We hope to start a small plot of Red Winter Wheat. Any Tips? In our area, (Arkansas) they plant in mid-Sept to mid-Oct, for a June harvest.


----------



## SageAdvicefarmgirl (Jun 23, 2011)

SageAdvicefarmgirl said:


> We hope to start a small plot of Red Winter Wheat. Any Tips? In our area, (Arkansas) they plant in mid-Sept to mid-Oct, for a June harvest.

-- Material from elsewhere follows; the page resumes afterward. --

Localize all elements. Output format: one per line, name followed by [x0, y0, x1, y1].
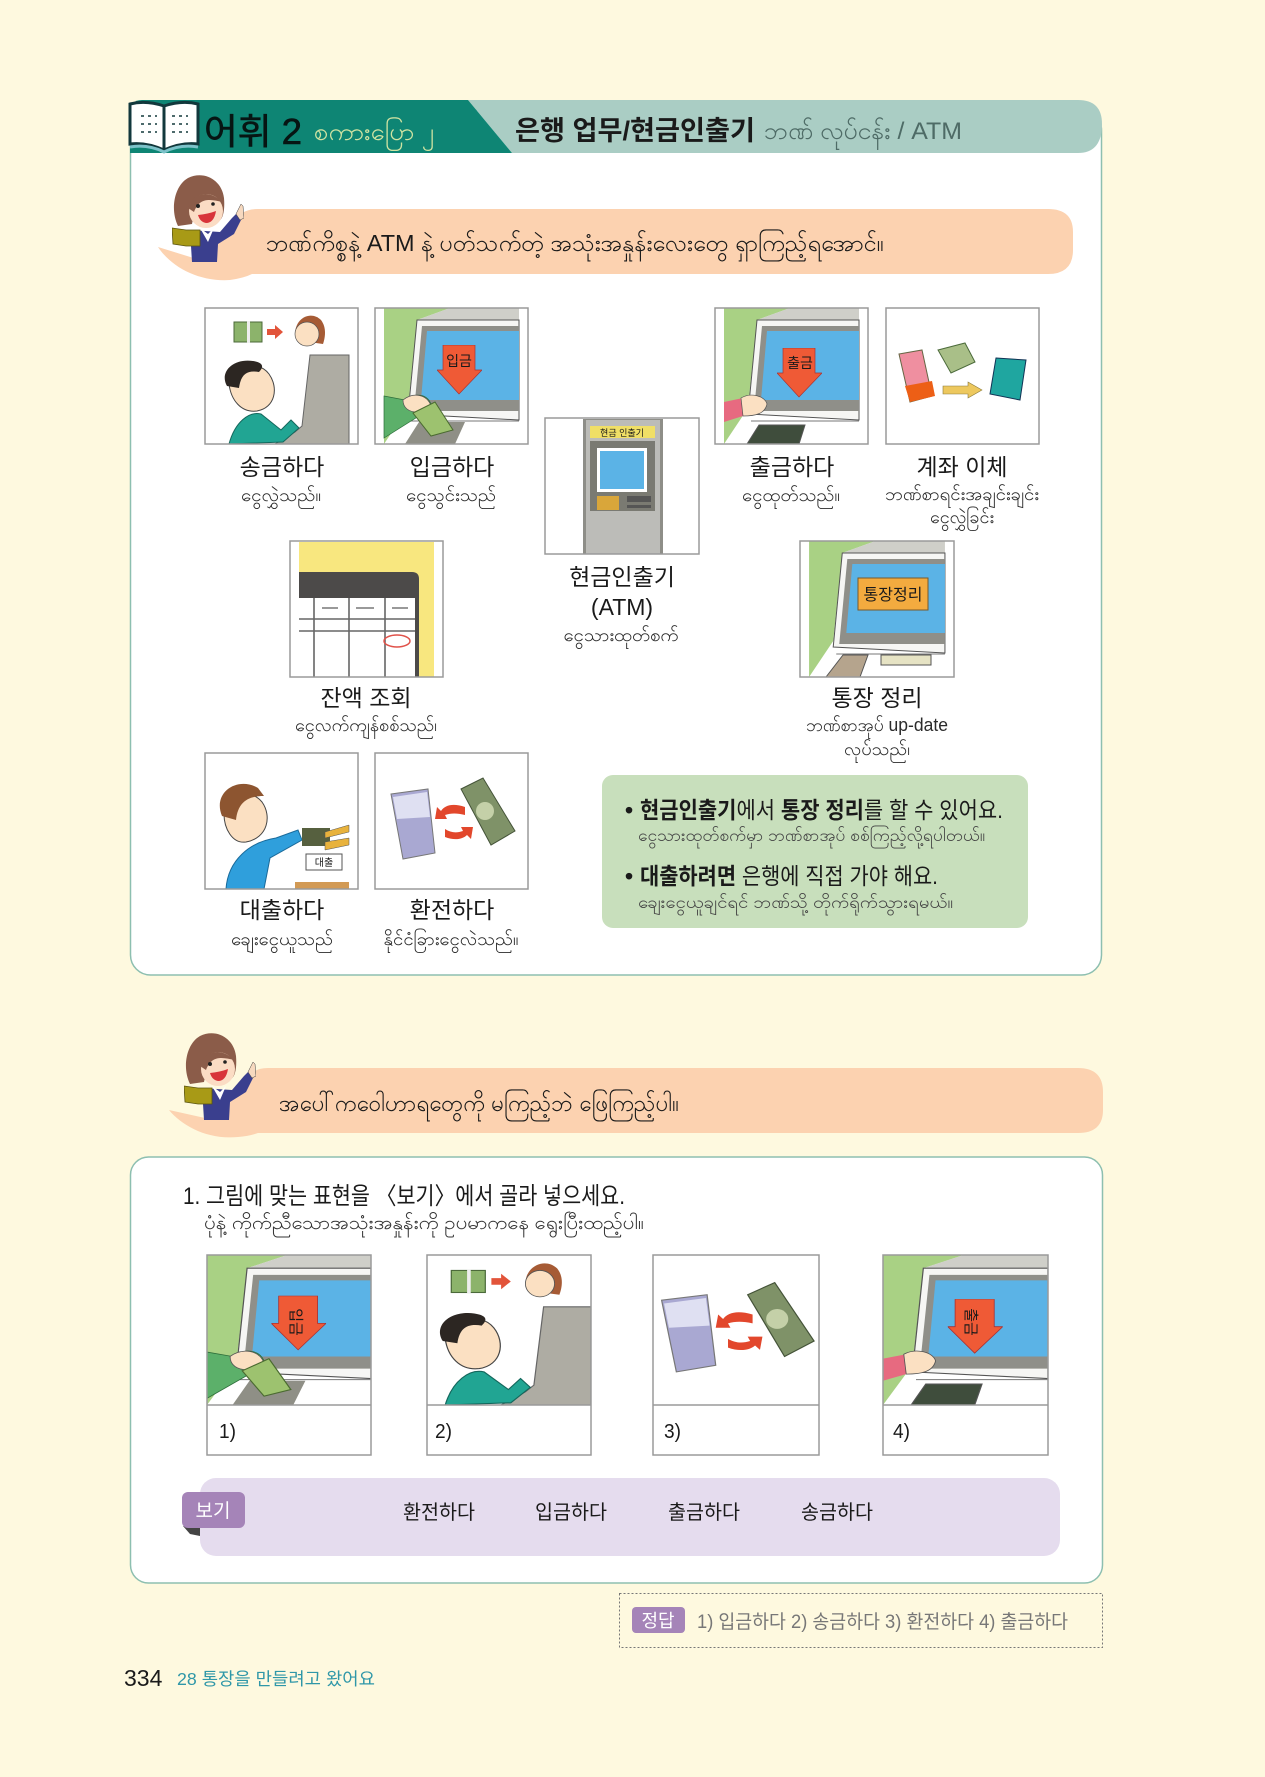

No tips from the forum but I'm checking with my local Farm Center. Will keep track of as much info and results as i can and post regularly for those who may want to follow up with their own!


----------



## siletz (Aug 23, 2011)

I am interested to see what you learn, as I have thought about a small plot of wheat myself.


----------



## *Andi (Nov 8, 2009)

http://www.preparedsociety.com/forum/f14/small-scale-grain-growing-6442/

I had a thread going but let it drop ... Our own little experiment...

It worked well for us.


----------



## Graebarde (Aug 30, 2011)

SageAdvicefarmgirl said:


> We hope to start a small plot of Red Winter Wheat. Any Tips? In our area, (Arkansas) they plant in mid-Sept to mid-Oct, for a June harvest.


Sage.. I just posted some on it at the other thread. I would suggest you stick to the local planting times as it reduces the chance for Hessian fly. Also to increase the yield, you should 'graze it back' to encourage tillering once it is established good, but before any chance of snow/hard freeze.

I wish you luck in your endeavor. I wish I had a penny for every acre of wheat I've planted and harvested in my life.. FB


----------



## SageAdvicefarmgirl (Jun 23, 2011)

Thanks for the advice! I heard the same about tillering from another source...will keep y'all posted!


----------



## Frugal_Farmers (Dec 13, 2010)

Talk to your local Extension Services agent. Ours was a big help. We are doing a test patch of oats and wheat this year.

Good luck to ya.


----------



## gypsysue (Mar 27, 2010)

I've grown wheat, rye, and oats, and always planted them in the spring for a fall harvest. This year I'm going to try planting this fall for a spring/early summer crop. I don't have any experience doing it this way, but here goes...


----------